Students won the national right to organize only in 2016, during Barack Obama’s presidency, when the National Labor Relations Board concluded that undergraduate workers could be classified as workers with union rights. (Federal law does not cover public institutions, which are governed by state statutes and rules. RAs at the University of Massachusetts Amherst, for example, unionized in 2002, but their effort did not spark much of a movement.)
According to Mr. Herbert’s figures, at least 41 new bargaining units involving students, graduates or undergraduates, have been created since the beginning of 2022. In the previous nine years, Mr.
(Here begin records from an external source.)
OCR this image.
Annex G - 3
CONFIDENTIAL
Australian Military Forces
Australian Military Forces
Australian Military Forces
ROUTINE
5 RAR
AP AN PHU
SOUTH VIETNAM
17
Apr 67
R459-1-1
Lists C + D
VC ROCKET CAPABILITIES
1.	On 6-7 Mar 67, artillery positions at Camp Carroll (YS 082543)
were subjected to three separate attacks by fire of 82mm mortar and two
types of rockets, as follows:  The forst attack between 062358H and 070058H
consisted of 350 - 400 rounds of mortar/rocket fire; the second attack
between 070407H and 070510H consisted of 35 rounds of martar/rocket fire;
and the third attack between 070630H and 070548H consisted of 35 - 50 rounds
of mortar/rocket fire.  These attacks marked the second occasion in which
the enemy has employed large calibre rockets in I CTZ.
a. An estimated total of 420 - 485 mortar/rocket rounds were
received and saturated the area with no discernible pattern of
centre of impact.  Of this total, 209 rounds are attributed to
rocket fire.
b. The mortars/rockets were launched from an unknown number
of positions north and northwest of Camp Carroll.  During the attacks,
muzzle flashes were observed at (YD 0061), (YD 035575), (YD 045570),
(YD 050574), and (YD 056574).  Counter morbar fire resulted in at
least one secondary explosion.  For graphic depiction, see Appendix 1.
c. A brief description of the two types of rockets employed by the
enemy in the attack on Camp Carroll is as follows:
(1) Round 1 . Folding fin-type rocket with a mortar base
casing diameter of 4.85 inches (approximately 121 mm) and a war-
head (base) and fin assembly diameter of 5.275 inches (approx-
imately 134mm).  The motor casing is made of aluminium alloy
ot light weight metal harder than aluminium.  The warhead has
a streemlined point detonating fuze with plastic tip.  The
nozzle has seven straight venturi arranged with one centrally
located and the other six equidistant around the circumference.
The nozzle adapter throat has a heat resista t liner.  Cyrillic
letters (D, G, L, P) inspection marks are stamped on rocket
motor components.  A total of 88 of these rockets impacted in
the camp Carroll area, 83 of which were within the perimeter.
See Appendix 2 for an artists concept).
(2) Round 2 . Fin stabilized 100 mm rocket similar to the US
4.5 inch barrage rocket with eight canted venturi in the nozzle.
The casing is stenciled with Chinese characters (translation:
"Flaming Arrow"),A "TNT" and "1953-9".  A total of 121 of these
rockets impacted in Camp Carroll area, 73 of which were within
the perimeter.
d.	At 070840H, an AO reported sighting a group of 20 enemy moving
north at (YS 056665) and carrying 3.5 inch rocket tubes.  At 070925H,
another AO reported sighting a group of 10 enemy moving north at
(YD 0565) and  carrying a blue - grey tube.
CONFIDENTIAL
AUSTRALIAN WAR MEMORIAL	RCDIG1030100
Herbert’s center said, there were a total of 21 new units.
Union officials know they may have limited time to organize on more campuses, as a future labor council could overturn the 2016 decision, particularly if a Republican wins the presidency next year. But Mark Gaston Pearce, the executive director of the Workers’ Rights Institute at Georgetown University Law Center, predicted that even then, few schools would rush to get rid of new unions.
“Regardless of one’s philosophy on the issue, universities are interested in achieving stability,” said Mr Pearce, who was the chairman of the works council and a majority voter in the 2016 decision.
One of the biggest challenges for new unions is the constant flow of members as students graduate, drop out and change jobs. At Tufts, RAs are trying to figure out what their union should look like every day, knowing that the next bargaining battle will come after many current students leave.
And at Boston University, students like Ms. Betsko know they will have only so much time to enjoy the benefits of any deal. She was philosophical about the crunch time.
“It’s not just about us,” he said of their potential contract. “It would be for every life worker that comes after us. There’s no point in being selfish.”